Further to that, only 34 per cent of Americans trust the president either “a great deal” or “a good amount” when he speaks about coronavirus.
Corresponding to that, 64 per cent trust him “not so much” or “not at all”. Almost half of respondents do not trust Trump at all.
Partisanship plays a big role in both approval of the president’s handling of the situation, and trust in what he says about it. His approval rating for handling the pandemic is 79 per cent among Republicans, but 39 per cent among independents and just four per cent among Democrats.
He has lost 21 points in approval on the issue among Democrats since late March, while losing nine points among independents and Republicans.
As cases of coronavirus surge across the south and west of the US, Americans increasingly distrust president Donald Trump, and disapprove of his handling of the outbreak.
In the latest in a series of bad poll results for the president, a new ABC News/Washington Post survey shows that 60 per cent do not approve of his how he is managing the crisis, up 15 points since late March.
Only 38 per cent approve of his approach, down from a peak of 51 per cent four months ago.
States that rushed to reopen their economies believing that the worst of the pandemic was over are now the hardest hit by the surge in new cases and deaths.
Drawing on that, Trump’s approval rating has lost approximately 16 points since late March in the Midwest, South and West, according to the poll. It is almost unchanged in the Northeast, where it started lower.
The president is better-rated in rural areas, but with only 48 per cent approval — down 23 points since March.
His approval rating is down 16 points in the suburbs, to 39 per cent, and 9 points in urban areas, to 30 per cent.
With so many states nearing breaking point trying to cope with the virus, the public’s stance on what they believe the government’s priorities should be has shifted. 63 per cent say that the focus should be on controlling the spread of Covid-19, even if it hurts the economy.
That figure is up six points from late May.
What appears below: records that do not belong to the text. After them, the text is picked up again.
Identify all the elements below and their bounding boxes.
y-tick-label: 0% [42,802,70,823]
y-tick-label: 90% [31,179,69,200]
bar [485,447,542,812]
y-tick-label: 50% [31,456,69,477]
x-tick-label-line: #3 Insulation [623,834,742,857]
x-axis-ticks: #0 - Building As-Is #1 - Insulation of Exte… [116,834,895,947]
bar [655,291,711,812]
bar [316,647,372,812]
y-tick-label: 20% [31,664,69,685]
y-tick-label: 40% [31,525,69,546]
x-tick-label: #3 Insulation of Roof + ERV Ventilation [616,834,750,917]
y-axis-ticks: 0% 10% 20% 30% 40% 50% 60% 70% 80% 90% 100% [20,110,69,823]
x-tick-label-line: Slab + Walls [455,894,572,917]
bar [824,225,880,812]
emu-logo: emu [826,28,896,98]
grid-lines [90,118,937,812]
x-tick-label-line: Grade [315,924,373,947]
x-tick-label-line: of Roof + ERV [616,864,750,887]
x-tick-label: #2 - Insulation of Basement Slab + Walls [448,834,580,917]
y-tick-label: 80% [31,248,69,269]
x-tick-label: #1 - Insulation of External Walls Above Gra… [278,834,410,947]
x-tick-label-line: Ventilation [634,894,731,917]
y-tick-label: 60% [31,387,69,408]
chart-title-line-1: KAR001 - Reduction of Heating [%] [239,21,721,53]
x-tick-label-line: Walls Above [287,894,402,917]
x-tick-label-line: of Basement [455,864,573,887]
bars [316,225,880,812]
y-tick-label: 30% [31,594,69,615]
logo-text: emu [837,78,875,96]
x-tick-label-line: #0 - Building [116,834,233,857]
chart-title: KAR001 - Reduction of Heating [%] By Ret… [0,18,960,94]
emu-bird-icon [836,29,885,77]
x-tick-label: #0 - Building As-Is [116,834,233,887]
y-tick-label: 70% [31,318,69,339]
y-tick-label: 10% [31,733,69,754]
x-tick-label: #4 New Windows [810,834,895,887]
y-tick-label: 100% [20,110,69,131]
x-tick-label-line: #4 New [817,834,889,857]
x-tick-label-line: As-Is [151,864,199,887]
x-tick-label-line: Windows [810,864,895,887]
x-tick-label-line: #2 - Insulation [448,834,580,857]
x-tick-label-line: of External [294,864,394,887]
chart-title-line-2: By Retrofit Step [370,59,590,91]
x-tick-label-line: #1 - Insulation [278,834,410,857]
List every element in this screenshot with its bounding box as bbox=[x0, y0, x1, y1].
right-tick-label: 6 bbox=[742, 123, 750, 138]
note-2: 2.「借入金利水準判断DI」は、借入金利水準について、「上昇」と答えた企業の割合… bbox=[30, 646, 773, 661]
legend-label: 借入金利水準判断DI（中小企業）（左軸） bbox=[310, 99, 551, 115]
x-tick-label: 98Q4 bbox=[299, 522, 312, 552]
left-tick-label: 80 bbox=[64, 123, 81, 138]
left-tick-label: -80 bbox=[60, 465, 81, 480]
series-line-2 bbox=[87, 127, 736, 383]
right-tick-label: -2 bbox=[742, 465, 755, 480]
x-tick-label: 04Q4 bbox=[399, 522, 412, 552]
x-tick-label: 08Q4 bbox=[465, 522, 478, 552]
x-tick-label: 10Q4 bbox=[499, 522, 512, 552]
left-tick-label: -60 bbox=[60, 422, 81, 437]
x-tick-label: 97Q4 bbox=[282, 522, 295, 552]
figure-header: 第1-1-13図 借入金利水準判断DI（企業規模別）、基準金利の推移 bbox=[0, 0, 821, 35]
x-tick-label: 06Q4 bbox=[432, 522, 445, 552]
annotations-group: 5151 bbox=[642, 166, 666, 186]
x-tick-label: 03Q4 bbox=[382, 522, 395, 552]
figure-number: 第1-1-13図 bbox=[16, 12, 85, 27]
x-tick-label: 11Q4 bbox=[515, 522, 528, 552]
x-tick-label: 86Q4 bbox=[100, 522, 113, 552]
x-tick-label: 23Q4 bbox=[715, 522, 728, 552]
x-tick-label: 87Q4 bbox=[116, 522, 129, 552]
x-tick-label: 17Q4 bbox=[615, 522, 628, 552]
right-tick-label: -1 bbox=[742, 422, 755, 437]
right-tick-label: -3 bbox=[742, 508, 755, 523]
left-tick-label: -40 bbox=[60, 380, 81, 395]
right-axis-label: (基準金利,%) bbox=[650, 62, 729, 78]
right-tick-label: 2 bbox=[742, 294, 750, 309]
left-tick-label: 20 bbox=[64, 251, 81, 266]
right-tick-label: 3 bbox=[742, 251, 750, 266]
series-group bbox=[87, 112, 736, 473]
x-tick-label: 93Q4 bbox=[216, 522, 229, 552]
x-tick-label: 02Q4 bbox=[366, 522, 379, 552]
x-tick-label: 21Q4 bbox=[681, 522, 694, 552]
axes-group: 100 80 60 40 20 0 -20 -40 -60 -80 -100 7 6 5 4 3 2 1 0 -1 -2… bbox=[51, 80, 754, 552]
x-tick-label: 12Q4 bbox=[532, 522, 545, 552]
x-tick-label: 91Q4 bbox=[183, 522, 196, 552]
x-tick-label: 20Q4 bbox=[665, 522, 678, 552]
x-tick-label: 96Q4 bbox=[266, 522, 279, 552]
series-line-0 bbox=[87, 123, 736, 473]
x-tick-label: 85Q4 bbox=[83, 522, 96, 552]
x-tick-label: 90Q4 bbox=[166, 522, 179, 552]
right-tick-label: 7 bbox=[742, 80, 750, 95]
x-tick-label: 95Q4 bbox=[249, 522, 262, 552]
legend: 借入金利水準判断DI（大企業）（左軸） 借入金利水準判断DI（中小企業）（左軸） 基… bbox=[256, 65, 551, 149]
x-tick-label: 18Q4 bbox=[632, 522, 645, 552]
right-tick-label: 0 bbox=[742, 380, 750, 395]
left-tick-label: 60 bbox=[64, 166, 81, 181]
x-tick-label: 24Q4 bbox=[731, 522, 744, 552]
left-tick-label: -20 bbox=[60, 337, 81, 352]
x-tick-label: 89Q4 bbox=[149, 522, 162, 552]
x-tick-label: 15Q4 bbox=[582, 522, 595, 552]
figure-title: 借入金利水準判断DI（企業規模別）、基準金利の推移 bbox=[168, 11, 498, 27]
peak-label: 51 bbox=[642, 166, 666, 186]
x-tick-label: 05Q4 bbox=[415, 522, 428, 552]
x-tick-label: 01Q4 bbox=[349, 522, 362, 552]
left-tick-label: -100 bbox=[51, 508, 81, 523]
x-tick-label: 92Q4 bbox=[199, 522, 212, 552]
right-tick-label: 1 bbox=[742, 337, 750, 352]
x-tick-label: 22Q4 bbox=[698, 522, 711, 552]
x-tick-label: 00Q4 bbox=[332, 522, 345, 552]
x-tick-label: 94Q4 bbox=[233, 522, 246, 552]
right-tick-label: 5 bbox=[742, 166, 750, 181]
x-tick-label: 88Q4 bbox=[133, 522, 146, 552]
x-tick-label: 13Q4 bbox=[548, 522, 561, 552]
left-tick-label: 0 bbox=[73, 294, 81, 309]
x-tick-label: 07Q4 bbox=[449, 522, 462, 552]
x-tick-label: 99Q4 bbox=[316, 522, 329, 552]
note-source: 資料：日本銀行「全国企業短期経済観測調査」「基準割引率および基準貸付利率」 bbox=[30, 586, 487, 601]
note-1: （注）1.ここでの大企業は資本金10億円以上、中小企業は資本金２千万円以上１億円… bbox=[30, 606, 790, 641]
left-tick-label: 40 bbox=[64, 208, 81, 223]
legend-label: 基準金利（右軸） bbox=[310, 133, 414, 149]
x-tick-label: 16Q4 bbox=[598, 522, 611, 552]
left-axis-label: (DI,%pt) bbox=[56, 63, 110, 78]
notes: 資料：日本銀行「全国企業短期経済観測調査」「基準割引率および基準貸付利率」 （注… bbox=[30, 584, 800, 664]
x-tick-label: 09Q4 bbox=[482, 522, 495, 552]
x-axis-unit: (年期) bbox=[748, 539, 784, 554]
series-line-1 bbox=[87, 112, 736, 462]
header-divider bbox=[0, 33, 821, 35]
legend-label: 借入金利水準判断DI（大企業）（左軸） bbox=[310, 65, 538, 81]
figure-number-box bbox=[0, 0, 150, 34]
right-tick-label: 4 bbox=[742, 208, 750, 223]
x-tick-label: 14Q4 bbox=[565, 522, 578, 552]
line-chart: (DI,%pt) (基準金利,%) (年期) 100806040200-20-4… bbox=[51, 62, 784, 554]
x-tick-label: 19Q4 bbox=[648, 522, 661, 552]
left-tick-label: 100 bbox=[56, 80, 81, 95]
The corresponding figures for those that want to restart the economy even if it hurts efforts to control the spread, are 37 per cent in late May, down to 33 per cent now.
Somewhat encouragingly, 79 per cent of Americans say that they wear a mask all, or most of the time, when they’re around other people outside their home — 57 per cent say they do all the time, without exception.
In partisan terms, only 38 per cent of Republicans or those that lean Republican always wear a mask when near others, versus 70 per cent of Democrats or those that lean Democrat.
Mask wearing is also strongly linked to worry about catching the virus, the poll suggests, rather than any doubt that a mask is effective protection. People are more likely to wear one if they feel the situation warrants it.
The poll was carried out for ABC News and The Washington Post by Langer Research.
On Thursday the US set a record for the number of new cases in day — approximately 75,000.
There have been 3.53 million confirmed cases of Covid-19 and the official death toll stands at 138,649.